This charming little hybrid house on Vancouver Island is built with straw-clay, earth plaster and rustic local wood.

This charming little hybrid house on Vancouver Island is built with straw-clay, earth plaster and rustic local wood.


Reader question: I am hoping to start building a home in the Pacific Northwest this summer. I have been reading EVERYTHING I can on building with cob, hyperadobe and strawbales, and am trying to come up with a solution that I can afford and build on my own (I am recently divorced with four kids and no family or friends available to help build).

Owen: Keep researching natural building in your area to help determine what works best. I just did a quick search and found the wonderful photo shown above at Gather and Grow – Natural building on Vancouver Island.

Note how the exposed walls are recycled/rustic rough sawn wood, and the protected area under the porch is straw-clay and earth plaster or cob. This home is fairly small and reasonably practical to build with minimal skills.

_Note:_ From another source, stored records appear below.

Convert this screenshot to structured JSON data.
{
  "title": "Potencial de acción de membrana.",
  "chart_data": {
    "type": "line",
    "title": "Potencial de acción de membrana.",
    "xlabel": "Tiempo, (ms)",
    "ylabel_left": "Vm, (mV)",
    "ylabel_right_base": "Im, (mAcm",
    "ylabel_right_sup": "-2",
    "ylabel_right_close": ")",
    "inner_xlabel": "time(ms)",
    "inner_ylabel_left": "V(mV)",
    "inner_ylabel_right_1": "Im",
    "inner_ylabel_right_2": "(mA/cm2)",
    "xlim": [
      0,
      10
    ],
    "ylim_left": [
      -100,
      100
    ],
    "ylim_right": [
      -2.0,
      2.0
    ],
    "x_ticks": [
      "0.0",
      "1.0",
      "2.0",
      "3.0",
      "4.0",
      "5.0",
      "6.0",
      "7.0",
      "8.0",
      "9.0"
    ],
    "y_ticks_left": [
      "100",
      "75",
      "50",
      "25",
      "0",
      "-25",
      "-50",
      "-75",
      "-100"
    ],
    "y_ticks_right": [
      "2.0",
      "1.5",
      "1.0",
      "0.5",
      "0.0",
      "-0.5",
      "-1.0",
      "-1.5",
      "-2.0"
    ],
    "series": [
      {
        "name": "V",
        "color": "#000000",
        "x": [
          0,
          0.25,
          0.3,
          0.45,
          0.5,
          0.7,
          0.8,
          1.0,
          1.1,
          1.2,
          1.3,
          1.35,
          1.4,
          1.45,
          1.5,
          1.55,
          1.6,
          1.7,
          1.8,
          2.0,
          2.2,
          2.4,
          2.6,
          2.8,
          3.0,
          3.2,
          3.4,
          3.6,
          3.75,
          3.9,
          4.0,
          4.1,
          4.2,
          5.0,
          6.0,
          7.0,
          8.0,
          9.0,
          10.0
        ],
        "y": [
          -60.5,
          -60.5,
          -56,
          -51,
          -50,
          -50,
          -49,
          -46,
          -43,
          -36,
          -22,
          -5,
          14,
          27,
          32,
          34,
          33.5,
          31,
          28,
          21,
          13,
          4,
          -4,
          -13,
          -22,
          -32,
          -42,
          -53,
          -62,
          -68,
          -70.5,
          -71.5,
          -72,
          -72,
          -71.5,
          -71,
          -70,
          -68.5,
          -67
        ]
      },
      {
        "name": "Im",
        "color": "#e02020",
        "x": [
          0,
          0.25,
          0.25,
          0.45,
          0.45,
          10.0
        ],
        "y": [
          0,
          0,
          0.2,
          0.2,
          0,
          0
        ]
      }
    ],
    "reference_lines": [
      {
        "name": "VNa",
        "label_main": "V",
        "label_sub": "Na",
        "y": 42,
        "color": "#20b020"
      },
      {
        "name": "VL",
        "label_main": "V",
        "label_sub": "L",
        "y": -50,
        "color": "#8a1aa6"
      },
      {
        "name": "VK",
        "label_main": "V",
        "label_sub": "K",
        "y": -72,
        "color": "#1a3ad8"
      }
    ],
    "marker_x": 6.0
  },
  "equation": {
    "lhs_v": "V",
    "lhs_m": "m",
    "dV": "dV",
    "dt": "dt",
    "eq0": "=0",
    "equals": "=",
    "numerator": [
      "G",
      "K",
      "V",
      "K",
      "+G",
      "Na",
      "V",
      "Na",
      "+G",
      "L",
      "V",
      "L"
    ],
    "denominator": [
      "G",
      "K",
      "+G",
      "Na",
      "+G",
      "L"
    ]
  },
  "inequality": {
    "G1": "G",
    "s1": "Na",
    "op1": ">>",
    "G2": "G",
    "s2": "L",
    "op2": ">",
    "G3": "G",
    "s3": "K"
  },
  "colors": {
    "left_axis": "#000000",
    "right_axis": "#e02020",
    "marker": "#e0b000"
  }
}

Choose materials that provide good insulation. Earth (cob, etc.) has extremely low R-value, which means nearly zero insulation value. Straw has good R-value but poor resistance to rain, especially blowing rain, so straw bales are risky for you. The ‘best design’ is often a balancing act of various materials. This is called hybrid building.

Consider living in a yurt, skoolie or other simple structure as you build your home. Allow plenty of time for gathering free, salvaged materials to keep the cost low and add character.